PanCAN maintains the most comprehensive, up-to-date database of pancreatic cancer clinical trials in the United States, which can be accessed with the free search tool, Clinical Trial Finder. PanCAN strongly recommends clinical trials at diagnosis and during every treatment decision.
Balancing the Scales of Cancer Care
With cancer diagnoses rising, research plays a crucial role in accelerating progress for cancer care – especially in pancreatic cancer, estimated to become the second leading cause of cancer-related death within the next few years.
PanCAN’s Patient Registry is a global online database designed to help researchers look for patterns in treatments, side effect management and diagnostics that will lead to improved treatment options and outcomes for patients. A key goal of the Patient Registry is to develop an accurate, representative database of those affected by pancreatic cancer.
Tseng is hopeful that research, like insights coming from the Patient Registry, will help spur new programs to combat racial discrepancies in care. In her role as the chair of surgery and surgeon-in-chief at Boston University and Boston Medical Center, her team has the opportunity to continue studying these disparities at a hospital with the largest share of minority and otherwise disadvantaged patients in New England.

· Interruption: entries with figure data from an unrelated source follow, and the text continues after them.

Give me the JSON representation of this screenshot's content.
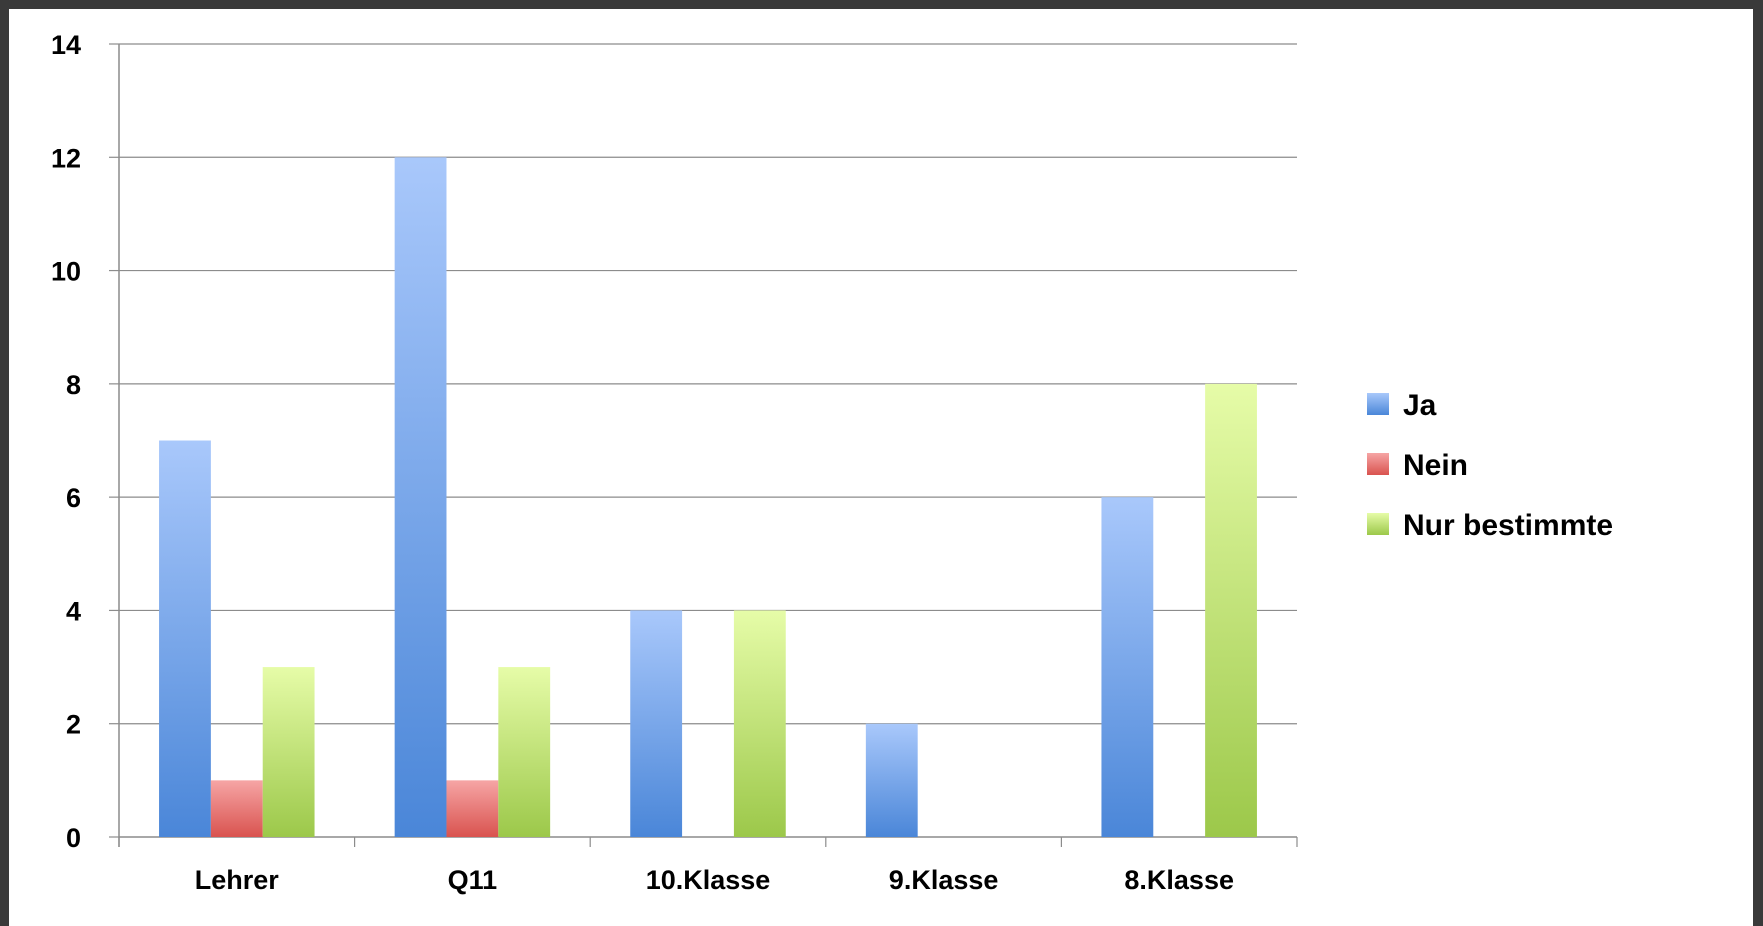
{
  "chart_data": {
    "type": "bar",
    "categories": [
      "Lehrer",
      "Q11",
      "10.Klasse",
      "9.Klasse",
      "8.Klasse"
    ],
    "series": [
      {
        "name": "Ja",
        "values": [
          7,
          12,
          4,
          2,
          6
        ],
        "color": "#4a86d8",
        "color_light": "#a9c8fb"
      },
      {
        "name": "Nein",
        "values": [
          1,
          1,
          0,
          0,
          0
        ],
        "color": "#d9534f",
        "color_light": "#f6a5a5"
      },
      {
        "name": "Nur bestimmte",
        "values": [
          3,
          3,
          4,
          0,
          8
        ],
        "color": "#9cc84a",
        "color_light": "#e6fca8"
      }
    ],
    "ylim": [
      0,
      14
    ],
    "yticks": [
      0,
      2,
      4,
      6,
      8,
      10,
      12,
      14
    ],
    "grid": true,
    "legend": "right",
    "title": "",
    "xlabel": "",
    "ylabel": ""
  }
}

Improving access to care is crucial to ending disparities, but it is a complex issue, she said. However, one factor that has been shown to improve outcomes in numerous disease populations, regardless of race, is adequate healthcare coverage. This is one key focus of her team’s research efforts.
“Our early findings suggest that disparities may be mitigated by an appropriate specialist’s referral and treatment,” Tseng said. “By identifying these barriers, we can help to define necessary intervention programs.”